Het schip werd te Glasgow in een droogdok geplaatst voor het verwijden van de scheepsschroeven en het afdichten van de schroefas doorvoeringen. Beplating onder de waterlijn werd grotendeels vernieuw en in de verf gezet. 
Hierna begon het gehele restauratie proces dat zes jaar zou duren. Ze kreeg zelfs weer een geheel nieuw hout gesneden boegbeeld.

Haar oude masten en toebehoren waren nog steeds in Spanje en werden teruggegeven toen men zich realiseerde dat het oude schip echt zou worden vernieuw in haar oorspronkelijke "Kaap Hoorn-status", opnieuw grijs geverfd met "kanonnenpoorten". Zo werd het gehele schip weer als nieuw opgebouwd.
Haar scheepsschroeven bevinden zich op de binnenplaats van het City of Glasgow College, Nautical Faculty bij de rivier Clyde.

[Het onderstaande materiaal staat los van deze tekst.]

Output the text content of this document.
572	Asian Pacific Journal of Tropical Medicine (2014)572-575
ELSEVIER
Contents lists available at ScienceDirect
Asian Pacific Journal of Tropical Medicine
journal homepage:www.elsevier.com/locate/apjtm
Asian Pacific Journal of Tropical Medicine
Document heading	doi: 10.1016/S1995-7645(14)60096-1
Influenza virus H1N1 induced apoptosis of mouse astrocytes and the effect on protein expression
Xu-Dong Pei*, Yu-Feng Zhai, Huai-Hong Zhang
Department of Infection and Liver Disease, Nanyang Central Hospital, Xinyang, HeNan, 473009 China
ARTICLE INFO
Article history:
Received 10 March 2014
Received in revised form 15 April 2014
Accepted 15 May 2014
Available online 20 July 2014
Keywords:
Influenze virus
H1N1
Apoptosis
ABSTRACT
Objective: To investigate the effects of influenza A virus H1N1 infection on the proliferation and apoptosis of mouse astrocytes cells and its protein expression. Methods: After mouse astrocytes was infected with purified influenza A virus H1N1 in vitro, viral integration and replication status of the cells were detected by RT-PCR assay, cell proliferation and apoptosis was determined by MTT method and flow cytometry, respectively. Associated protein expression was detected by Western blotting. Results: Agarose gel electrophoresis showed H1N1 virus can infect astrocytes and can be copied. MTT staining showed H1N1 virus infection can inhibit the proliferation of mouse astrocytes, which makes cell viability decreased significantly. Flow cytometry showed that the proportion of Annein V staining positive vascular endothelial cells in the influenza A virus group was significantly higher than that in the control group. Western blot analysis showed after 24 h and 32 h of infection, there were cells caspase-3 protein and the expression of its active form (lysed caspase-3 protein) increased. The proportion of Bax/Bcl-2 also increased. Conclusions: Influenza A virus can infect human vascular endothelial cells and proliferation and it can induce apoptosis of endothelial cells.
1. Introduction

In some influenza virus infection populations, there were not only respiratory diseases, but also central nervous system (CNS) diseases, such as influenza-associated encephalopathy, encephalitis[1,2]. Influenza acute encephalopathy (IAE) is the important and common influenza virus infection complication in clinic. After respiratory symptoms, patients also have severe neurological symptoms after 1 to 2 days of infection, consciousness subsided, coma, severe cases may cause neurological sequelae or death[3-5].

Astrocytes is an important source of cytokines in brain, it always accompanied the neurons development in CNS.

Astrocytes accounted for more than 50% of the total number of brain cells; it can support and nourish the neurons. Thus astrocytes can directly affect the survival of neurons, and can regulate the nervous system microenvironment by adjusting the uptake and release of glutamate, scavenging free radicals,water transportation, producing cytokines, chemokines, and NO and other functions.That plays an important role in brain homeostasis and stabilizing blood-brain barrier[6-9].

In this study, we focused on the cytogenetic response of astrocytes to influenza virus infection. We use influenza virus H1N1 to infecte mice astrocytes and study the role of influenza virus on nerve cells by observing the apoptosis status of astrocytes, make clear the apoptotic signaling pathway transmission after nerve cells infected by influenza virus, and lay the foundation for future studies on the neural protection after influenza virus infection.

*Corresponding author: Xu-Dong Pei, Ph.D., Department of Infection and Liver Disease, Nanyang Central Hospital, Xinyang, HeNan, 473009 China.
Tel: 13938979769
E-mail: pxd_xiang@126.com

Allereerst kreeg het schip haar oorspronkelijke naam weer terug, Glenlee, op 6 juli 1993 door Lord Provost van Glasgow, toen het schip voor het eerst sinds haar tewaterlating in 1896 in haar oude en nieuwe haven van registratie aankwam.

De Glenlee wordt nu erkend als onderdeel van de National Historic Fleet. Het schip is gelegen sinds 2011 bij het Riverside Museum van Glasgow.

Het zou geen Schotse traditie zijn om er ook een goede whisky naar het schip te vernoemen.